Businesses and self-employed people with outstanding warehoused tax debts are being urged to contact the Revenue Commissioners before the May 1st deadline to work out a payment plan to address their liabilities.
Rolled out during the Covid-19 pandemic in response to the closure of businesses due to public health restrictions, warehousing allowed qualifying companies to defer VAT, employer’s PAYE and certain self-assessed income tax liabilities to a later date.
There is €1.65 billion of warehouses debt outstanding, the Department of Finance said on Wednesday. While around 70 per cent of 55,490 individual taxpayers with warehoused debts owe less than €5,000, some €1.41 billion is owed by slightly more than 5,000 customers with outstanding balances greater than €50,000. The total amount owed under the scheme has decreased by €1.5 billion since January 2022.

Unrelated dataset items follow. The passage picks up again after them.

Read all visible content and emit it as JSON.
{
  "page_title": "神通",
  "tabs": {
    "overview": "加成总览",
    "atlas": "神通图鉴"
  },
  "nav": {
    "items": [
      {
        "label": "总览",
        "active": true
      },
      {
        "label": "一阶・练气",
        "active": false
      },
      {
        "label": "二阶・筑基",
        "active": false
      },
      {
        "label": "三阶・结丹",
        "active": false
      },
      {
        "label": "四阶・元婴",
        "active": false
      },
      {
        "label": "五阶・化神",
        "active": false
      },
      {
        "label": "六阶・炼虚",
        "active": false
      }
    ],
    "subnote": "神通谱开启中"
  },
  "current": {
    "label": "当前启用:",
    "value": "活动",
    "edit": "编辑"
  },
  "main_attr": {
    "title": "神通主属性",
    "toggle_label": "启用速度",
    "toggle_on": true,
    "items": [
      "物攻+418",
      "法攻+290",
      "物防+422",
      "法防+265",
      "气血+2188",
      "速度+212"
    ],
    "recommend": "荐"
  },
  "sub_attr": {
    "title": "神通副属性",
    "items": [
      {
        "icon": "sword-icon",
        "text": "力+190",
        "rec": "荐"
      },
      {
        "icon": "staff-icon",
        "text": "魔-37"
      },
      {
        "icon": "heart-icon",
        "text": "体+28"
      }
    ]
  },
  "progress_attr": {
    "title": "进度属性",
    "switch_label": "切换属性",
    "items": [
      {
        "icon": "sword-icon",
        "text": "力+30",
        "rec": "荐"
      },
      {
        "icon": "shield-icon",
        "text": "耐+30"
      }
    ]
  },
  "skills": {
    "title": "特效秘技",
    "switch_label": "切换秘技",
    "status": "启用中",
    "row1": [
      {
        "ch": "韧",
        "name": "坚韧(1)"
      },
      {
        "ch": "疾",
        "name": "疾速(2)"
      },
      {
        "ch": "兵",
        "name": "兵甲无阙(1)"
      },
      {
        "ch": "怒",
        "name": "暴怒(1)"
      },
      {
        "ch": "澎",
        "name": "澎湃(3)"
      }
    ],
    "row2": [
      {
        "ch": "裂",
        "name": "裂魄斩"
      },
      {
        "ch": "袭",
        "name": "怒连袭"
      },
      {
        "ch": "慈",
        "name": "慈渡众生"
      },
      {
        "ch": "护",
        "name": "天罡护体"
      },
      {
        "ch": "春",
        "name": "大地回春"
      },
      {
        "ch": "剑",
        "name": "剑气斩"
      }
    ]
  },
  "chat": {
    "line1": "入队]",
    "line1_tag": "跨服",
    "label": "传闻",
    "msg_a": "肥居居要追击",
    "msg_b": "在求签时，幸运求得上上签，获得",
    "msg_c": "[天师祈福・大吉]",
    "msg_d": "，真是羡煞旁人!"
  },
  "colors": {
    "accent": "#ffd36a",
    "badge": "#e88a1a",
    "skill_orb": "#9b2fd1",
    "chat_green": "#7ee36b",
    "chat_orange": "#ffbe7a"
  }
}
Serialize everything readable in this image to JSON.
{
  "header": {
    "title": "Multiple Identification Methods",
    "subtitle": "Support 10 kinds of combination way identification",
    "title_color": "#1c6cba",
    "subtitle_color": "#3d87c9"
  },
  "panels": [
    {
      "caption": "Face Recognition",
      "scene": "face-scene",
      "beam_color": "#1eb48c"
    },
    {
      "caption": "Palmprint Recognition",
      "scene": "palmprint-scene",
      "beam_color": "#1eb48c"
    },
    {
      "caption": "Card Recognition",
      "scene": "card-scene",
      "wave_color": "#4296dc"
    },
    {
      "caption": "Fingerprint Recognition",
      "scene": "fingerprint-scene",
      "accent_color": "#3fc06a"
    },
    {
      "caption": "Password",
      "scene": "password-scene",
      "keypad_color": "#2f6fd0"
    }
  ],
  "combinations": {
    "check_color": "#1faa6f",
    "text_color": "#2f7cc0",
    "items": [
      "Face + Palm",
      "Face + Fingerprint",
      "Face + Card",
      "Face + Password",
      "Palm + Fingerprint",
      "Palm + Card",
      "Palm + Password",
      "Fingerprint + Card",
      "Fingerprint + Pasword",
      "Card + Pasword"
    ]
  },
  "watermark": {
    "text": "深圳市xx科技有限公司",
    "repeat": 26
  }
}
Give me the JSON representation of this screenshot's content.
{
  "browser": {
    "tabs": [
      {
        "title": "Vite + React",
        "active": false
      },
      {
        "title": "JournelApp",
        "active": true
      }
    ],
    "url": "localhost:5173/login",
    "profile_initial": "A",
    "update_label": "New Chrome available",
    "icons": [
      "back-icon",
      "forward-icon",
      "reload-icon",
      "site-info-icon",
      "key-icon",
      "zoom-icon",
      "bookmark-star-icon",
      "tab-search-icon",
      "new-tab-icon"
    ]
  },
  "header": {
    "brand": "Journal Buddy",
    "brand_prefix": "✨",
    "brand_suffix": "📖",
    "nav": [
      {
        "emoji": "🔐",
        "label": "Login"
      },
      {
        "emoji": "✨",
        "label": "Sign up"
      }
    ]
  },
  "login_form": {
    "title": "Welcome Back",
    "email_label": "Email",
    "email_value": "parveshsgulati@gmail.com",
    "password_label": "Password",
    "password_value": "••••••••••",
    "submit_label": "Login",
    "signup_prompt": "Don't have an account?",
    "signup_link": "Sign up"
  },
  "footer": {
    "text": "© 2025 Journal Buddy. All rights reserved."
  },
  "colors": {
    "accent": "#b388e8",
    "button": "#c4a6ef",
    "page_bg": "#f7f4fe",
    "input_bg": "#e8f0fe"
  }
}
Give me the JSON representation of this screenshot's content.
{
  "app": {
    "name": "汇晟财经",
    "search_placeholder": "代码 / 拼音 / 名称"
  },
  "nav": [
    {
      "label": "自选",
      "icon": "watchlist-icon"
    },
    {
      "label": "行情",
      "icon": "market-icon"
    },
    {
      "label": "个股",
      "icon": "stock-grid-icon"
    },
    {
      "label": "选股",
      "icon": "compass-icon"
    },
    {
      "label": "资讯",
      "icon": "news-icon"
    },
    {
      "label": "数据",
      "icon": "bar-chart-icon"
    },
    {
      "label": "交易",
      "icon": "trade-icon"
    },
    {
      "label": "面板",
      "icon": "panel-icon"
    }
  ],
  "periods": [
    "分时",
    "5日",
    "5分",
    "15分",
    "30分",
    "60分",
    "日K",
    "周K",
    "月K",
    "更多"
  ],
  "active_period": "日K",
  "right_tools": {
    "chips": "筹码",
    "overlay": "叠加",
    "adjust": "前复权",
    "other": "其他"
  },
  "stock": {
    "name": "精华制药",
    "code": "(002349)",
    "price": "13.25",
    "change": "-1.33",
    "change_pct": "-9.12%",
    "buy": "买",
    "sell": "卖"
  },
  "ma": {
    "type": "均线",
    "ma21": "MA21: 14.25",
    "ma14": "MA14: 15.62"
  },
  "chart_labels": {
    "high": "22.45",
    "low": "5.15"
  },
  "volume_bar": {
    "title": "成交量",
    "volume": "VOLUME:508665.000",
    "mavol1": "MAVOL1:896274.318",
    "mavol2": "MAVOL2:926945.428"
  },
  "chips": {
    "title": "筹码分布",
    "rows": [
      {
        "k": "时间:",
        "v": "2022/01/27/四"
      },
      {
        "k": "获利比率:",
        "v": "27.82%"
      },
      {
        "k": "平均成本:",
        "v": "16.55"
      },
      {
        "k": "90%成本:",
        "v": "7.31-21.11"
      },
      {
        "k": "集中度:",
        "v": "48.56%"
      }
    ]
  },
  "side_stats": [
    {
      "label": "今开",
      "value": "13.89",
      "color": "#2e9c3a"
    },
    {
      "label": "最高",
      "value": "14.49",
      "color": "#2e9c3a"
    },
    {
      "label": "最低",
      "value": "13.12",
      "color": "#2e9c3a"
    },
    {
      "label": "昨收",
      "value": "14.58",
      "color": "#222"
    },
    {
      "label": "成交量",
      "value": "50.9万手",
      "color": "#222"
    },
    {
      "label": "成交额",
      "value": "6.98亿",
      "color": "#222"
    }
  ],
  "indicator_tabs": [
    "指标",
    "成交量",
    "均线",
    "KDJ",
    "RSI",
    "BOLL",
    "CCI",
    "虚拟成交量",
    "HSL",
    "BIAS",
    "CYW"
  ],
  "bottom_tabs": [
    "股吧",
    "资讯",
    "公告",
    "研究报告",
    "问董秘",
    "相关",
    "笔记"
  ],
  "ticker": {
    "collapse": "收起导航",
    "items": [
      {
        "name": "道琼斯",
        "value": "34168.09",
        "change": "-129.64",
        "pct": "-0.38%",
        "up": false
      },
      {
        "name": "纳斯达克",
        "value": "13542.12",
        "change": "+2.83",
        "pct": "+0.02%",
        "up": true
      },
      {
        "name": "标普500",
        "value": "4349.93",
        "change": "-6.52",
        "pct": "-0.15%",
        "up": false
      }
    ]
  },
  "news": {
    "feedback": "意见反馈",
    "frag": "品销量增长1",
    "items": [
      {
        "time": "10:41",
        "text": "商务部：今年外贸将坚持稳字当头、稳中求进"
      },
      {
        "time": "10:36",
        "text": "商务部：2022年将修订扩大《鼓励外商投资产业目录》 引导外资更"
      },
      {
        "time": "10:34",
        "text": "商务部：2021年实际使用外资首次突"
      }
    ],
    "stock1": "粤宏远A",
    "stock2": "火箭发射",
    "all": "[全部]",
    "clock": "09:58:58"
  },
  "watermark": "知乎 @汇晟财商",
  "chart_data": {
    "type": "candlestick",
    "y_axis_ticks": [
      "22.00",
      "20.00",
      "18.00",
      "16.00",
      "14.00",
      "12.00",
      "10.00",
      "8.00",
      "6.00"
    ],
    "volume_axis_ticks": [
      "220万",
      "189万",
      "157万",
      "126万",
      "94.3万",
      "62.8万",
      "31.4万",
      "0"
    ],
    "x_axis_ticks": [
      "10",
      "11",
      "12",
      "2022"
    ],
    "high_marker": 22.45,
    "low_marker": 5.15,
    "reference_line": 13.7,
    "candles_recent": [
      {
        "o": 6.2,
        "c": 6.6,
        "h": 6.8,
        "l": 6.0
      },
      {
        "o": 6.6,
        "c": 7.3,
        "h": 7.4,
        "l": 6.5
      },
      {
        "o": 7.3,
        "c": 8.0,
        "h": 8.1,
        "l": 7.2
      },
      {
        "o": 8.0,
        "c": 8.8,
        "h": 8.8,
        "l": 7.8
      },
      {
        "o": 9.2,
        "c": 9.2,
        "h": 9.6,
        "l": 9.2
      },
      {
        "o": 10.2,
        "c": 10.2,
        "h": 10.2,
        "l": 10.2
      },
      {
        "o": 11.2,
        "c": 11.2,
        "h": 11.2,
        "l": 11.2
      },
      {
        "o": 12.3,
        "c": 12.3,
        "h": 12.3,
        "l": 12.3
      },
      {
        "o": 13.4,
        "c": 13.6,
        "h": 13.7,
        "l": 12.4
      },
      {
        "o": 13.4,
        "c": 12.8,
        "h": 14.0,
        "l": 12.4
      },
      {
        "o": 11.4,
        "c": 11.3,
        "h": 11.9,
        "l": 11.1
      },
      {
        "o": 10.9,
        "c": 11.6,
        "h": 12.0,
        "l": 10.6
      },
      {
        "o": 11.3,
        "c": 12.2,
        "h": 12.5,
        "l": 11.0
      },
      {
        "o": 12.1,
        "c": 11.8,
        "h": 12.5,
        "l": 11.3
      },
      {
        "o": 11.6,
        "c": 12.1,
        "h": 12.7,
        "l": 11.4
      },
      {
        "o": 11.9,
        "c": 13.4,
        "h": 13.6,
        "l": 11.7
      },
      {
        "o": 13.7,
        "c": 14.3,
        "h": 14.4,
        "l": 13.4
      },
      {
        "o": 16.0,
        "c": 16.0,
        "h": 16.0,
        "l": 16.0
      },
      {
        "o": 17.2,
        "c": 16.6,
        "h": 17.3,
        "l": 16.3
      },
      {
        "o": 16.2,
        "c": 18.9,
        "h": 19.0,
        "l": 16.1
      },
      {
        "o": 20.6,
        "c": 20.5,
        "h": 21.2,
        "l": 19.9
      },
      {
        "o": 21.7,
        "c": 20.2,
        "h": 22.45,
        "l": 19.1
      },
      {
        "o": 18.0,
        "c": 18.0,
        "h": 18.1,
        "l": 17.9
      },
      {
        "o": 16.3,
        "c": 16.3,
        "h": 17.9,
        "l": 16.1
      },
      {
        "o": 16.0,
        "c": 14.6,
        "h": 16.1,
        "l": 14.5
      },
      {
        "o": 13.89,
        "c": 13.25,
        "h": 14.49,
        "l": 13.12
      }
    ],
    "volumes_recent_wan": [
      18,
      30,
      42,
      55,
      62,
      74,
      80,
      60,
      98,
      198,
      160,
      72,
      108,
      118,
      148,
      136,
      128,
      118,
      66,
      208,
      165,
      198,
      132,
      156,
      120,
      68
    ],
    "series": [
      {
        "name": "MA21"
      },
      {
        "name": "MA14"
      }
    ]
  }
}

Under the scheme businesses have until the May 1st deadline, which the Government has repeatedly extended, to either pay the full amount of warehoused tax debt or come to a payment arrangement with Revenue.
Minister for Finance Michael McGrath, who earlier this year reduced the annual rate of interest charged against warehoused taxes from 3 per cent to zero, is now calling on businesses to contact the tax authority before the deadline to discuss their outstanding liabilities.
He said “many” of the more than 55,000 customers with outstanding debts have already engaged with the tax authority, but for those who have not done so “the key message is that they should engage with Revenue now to avail of the ‘flexibilities’ on offer”.
“It is important to note that businesses are not required to pay all of their warehoused debt by May 1st, 2024,” the Minister said in a statement. “However, in order to avail of the 0 per cent interest and flexible payment options they are required to engage with Revenue to make arrangements to pay the debt over an agreed period of time, based on their individual circumstances and capacity to pay. A key condition of the scheme is that taxpayers continue to file their current tax returns on time and meet their current tax liabilities as they fall due.”
Separately, a majority of Irish SMEs polled by peer-to-peer lender Linked Finance are confident they can meet the additional costs associated with new mandatory minimum wage hikes and other expenses linked to staffing.
The Linked Finance SME Confidence Index points to a rise in sentiment across the SME landscape despite concerns raised by industry groups in recent months in a campaign of lobbying around rising business costs.
Some 58 per cent of the 357 businesses who responded to the Behaviours & Attitudes survey indicated confidence in their ability to meet the new requirements. Close to 60 per cent, meanwhile, indicated a higher or similar operational profits in the final quarter of last year compared with the same period in 2022.